Il faut absolument que ce nouveau programme permette le raccordement des résidences à la haute vitesse, et pas seulement en théorie. Il faut s’assurer que les résidences sont vraiment raccordées. Il faut aussi consulter les collectivités, notamment les collectivités autochtones, qui veulent avoir leur mot à dire quant aux types de service qui leur seront offerts.
Il faut que la technologie soit vraiment une technologie d’avenir. Il ne faut pas se contenter des cibles de 2016, c’était un minimum. C’est essentiellement la fibre optique qu’il va falloir déployer. S’il faut mettre en place des solutions temporaires pour le moment, il faut néanmoins prévoir un plan de raccordement à long terme.

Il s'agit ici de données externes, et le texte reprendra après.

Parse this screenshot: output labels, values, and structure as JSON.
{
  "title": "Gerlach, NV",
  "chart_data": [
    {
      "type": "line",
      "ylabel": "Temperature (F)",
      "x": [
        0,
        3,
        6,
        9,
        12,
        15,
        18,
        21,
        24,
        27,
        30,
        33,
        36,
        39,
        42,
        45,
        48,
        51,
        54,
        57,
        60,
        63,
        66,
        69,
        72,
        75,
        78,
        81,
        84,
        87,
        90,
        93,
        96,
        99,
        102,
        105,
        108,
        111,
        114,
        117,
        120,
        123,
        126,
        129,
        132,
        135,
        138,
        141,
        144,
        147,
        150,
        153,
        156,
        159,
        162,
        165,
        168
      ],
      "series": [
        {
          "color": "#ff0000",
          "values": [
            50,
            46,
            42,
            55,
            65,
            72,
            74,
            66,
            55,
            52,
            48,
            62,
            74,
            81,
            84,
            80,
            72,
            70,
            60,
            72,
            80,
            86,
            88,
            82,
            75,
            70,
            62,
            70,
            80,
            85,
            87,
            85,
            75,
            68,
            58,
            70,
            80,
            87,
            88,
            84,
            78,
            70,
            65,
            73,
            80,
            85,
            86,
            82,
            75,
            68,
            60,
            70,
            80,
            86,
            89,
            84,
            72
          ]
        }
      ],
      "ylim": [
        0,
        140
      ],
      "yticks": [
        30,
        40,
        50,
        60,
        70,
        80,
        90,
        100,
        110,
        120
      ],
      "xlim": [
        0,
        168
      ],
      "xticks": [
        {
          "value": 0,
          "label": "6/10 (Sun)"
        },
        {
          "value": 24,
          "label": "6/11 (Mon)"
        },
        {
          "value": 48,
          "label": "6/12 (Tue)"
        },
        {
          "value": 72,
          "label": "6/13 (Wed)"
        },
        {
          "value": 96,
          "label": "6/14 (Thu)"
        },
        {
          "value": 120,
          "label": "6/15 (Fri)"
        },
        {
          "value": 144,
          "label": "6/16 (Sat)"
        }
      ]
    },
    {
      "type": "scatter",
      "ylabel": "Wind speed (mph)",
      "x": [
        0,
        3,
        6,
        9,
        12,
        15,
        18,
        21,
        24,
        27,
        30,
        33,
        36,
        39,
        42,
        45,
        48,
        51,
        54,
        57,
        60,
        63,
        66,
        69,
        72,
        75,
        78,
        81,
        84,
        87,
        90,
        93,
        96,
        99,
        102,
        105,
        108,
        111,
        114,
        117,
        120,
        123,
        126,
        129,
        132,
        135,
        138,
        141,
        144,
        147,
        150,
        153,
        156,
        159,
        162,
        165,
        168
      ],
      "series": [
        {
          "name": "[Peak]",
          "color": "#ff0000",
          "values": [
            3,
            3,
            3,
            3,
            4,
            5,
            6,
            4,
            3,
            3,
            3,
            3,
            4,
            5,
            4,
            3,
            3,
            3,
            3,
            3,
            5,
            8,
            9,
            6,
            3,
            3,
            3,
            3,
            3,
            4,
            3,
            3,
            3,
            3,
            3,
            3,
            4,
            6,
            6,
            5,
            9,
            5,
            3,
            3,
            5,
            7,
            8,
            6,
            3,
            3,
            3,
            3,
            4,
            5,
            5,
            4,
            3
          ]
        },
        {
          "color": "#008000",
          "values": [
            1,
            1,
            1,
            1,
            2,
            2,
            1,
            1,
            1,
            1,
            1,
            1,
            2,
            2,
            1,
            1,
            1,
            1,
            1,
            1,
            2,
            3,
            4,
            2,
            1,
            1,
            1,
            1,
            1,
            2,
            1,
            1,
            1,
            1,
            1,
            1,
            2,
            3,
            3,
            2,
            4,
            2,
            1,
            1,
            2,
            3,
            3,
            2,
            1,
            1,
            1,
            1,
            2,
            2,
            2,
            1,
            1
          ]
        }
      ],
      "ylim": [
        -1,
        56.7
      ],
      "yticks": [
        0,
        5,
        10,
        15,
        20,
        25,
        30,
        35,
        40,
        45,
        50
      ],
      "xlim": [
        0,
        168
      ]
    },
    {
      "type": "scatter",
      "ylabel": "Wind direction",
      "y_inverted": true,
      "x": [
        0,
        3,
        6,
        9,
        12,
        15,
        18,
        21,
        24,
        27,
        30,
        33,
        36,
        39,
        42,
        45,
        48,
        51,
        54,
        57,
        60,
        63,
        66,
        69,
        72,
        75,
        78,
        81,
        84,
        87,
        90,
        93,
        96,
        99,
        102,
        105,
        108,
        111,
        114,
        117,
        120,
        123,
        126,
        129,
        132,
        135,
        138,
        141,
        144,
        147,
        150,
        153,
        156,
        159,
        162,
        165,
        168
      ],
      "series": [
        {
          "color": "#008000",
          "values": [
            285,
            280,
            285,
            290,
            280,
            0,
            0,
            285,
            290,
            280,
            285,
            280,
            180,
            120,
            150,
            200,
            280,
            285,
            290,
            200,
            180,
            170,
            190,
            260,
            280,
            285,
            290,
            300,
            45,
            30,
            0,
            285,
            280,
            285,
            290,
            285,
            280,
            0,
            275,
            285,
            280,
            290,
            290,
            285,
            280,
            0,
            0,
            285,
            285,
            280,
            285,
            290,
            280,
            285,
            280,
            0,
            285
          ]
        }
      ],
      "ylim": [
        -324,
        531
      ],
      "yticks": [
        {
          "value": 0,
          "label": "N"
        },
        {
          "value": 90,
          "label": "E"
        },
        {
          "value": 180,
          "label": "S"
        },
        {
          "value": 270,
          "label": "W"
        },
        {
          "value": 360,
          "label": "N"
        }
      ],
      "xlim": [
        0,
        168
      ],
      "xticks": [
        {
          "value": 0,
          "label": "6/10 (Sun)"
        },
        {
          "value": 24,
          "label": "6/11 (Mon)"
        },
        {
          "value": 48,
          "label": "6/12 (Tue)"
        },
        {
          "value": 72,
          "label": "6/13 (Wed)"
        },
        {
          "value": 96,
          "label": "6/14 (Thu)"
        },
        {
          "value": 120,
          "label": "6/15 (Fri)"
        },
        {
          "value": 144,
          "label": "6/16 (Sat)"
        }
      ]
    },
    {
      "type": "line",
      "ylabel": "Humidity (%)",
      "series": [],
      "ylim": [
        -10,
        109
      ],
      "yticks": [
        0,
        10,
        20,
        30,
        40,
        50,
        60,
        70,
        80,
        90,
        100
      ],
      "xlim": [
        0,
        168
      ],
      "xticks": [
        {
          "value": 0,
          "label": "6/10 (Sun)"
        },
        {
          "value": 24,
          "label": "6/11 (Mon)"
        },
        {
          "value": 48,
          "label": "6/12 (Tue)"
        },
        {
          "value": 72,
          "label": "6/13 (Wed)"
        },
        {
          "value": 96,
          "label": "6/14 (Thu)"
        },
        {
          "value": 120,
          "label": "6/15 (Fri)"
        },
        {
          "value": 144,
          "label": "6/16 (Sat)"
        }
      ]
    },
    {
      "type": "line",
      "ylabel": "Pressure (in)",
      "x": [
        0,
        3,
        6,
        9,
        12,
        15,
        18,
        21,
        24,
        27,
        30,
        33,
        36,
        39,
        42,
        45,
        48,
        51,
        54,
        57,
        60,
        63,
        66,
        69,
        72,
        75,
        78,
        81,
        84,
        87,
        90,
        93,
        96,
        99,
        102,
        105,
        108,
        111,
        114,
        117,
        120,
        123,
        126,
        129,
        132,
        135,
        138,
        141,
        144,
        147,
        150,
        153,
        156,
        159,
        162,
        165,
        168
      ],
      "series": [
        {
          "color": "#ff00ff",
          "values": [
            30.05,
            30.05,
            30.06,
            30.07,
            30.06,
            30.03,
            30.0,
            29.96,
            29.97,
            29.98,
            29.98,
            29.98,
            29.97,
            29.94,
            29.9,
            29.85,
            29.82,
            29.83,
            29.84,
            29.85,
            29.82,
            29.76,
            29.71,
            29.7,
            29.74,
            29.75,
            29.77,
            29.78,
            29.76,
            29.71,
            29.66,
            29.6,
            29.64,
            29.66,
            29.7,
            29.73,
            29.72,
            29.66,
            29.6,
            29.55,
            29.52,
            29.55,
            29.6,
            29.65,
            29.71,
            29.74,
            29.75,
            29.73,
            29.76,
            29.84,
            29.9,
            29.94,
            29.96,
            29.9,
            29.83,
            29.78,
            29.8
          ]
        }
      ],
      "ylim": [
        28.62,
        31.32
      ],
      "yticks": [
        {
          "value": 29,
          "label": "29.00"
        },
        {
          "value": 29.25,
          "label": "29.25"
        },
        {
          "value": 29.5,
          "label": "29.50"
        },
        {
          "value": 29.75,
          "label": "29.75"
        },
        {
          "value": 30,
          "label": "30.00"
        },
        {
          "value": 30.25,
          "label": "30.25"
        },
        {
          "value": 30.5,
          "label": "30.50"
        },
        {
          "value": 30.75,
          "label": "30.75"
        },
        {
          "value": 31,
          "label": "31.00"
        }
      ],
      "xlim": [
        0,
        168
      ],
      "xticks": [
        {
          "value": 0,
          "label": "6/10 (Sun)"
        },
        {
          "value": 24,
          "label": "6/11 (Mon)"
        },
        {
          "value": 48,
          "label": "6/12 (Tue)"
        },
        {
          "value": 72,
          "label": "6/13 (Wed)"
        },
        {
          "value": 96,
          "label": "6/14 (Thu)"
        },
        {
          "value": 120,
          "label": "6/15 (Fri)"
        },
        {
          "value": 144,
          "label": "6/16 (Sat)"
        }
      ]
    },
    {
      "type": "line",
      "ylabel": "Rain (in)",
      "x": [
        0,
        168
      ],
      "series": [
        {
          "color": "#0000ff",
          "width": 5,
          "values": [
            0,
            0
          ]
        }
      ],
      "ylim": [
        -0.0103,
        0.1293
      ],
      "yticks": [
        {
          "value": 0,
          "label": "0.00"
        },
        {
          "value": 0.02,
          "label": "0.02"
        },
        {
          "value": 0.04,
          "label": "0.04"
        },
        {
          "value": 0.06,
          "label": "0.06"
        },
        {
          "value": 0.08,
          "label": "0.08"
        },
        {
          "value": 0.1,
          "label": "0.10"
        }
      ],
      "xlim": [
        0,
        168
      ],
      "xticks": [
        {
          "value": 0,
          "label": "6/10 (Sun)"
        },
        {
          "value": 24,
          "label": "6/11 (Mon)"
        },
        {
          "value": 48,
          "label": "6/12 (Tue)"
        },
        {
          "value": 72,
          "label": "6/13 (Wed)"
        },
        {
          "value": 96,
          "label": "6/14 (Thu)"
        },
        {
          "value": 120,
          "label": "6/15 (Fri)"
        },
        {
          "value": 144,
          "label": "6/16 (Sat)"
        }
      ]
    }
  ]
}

Il faut également s’assurer que les vitesses qu’on prévoit d’installer seront bien installées. C’est un gros problème à l’heure actuelle, parce que les gens n’obtiennent pas toujours la vitesse qu’on leur avait promise. C’est ce que beaucoup nous ont dit lors des tests technologiques qui ont été faits en préparation de ce nouveau programme.
Je crois que le plus gros problème — pour ne pas toujours revenir sur l’aspect financier — est l’absence de stratégie nationale. On a l’impression que tout se faisait au coup par coup. Il faut donc une stratégie nationale pour que chaque collectivité sache quand elle va recevoir le service, comment cela va se faire, ce qu’elle va pouvoir en tirer, assortie, bien sûr, de fonds suffisants. Les programmes des dernières décennies, et je ne vise pas un programme en particulier, ont permis certes de régler des problèmes, mais chaque fois qu’une annonce était faite, les collectivités qui n’étaient pas concernées se sentaient lésées.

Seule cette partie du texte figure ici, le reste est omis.